The Dynamics of Canine Social Structures

(Originally written for DogWatch, a newsletter for the general public from the Cornell University College of Veterinary Medicine)

My dog, Crisco, and I just moved into a house owned by a friend who also owns a dog, Radar. Both dogs are neutered males of about the same size and age, but Crisco is a wimp. Radar keeps trying to jump on Crisco and I keep stopping him because I don’t want him to hurt my dog. My housemate insists I’m only making things worse. Who’s right?

Watching dogs wrangle to work out a stable social can frazzle our nerves to the point we feel driven to abort the process any way we can. And nowhere do we feel more driven to do this than when our own dog seems likely to get the worst of it. Even so, it may make sense to resist that urge for several very sound canine behavioral reasons.

First,  dogs need a stable social structure to feel comfortable. And dogs establish that stable structure via ritualized behaviors designed to conserve energy and keep the peace. For example, if Radar wants to be leader he may place his front paws on Crisco’s shoulders to signal his dominance. If Crisco goes down, rolls over, exposes his abdomen, and maybe even urinates, he signals his willingness to accept a subordinate position and that ends it.

Although Crisco’s response may break his owner’s heart, consider what happens if he doesn’t go down. Under those circumstances, he and Radar most likely will fight until one dog manages to pin the other to the ground, i.e, forces him to assume that subordinate posture.

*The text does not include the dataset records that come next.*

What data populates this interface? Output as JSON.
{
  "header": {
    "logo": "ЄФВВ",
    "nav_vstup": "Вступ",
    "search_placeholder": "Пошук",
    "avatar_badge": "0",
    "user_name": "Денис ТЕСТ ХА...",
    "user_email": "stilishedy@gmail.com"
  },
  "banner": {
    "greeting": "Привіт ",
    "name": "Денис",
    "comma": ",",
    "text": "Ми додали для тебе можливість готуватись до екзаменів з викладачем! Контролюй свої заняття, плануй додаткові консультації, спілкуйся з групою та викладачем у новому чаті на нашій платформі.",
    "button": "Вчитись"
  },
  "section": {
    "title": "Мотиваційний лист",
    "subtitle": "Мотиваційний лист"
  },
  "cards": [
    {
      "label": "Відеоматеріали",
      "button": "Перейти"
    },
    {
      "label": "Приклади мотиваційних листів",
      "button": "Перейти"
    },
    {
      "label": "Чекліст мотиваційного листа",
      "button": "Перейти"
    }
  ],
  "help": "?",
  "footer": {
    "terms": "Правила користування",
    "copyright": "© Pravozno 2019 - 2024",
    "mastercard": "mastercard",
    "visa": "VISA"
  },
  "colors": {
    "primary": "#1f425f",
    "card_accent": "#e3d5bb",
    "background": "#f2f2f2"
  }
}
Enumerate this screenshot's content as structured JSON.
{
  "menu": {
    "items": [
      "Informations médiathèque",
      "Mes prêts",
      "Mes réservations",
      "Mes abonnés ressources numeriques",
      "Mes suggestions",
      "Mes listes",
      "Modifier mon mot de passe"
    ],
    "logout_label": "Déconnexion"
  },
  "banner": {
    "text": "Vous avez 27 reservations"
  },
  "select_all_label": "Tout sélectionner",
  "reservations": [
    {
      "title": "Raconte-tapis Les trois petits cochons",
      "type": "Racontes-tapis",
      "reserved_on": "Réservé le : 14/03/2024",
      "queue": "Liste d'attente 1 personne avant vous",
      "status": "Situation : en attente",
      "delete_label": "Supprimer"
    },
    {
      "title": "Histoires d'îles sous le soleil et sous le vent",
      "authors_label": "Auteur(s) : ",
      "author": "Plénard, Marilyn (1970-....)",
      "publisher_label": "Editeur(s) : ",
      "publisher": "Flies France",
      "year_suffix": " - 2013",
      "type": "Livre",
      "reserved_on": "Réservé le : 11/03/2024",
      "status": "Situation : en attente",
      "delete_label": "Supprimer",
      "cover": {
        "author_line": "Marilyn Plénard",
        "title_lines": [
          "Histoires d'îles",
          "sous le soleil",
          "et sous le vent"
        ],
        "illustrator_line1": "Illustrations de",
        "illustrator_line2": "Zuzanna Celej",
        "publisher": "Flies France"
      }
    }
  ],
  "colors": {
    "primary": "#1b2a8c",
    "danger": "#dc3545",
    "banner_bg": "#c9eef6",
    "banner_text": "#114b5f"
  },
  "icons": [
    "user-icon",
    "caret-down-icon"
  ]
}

Owners or other people who try to interfere with this natural and essential peace-keeping process make life more difficult for their pets on two fronts. One: they force their dogs to live in an unstable mental environment relative to each other. This creates tension and stress that may undermine the animals’ behavioral and/or physical health. Two: human interference feeds more energy into the process. While initially Crisco and Radar  were willing to circle, sniff, and otherwise exchange more subtle body language cues to communicate their status and possibly head off a fight, the awareness that someone may try to stop them may propel them immediately into the fight mode.

As if all this weren’t bad enough, people who yell at, hit, squirt, or otherwise try to break up fighting dogs also may incite their pets to put more energy into their displays than the dogs would if left alone. This occurs because canine rank-establishing and predatory behaviors occur on the same continuum, with the former being a less energetic version of the latter. If Crisco’s owner feeds a lot of sound, motion, and other stimuli into the process, she may drive two dogs engaged in  lower-energy ritualistic displays for rank into harder-mouthed predatory ones during which the animals sink their teeth into each other deeply.

Such owner input also may precipitate even more disaster if Crisco perceives his owner as his valuable possession. Under those circumstances, and wimp though he may be, he may interpret her distress as a reason to attack Radar even more fiercely to protect his owner. If she tries to pull Crisco off Radar, she stands a good chance of being bitten by her own pet who would, quite rightfully, view this as gross insubordination on her part.

So what should owners do when their dog fights with other dogs? Ideally they should stay out of it, especially if they know the dog takes a proprietary view of them. If human emotions negate doing that, one strategy involves observing the fight long enough to determine who’s getting the worst of it and yanking the loser’s hind legs out from under him. Because the dogs are fighting to determine rank, helping the winner assert his position can shorten that process.

But this often may be easier said that done for multiple reasons. A big one is that those who don’t recognize the vital role a stable social structure plays in canine well-being may see sticking up for the underdog as the only caring response to a dog fight. However once we realize what a wonderful energy-conserving, peace-keeping system those canine scuffles represent, we can respond in a manner that will enhance rather than undermine this process.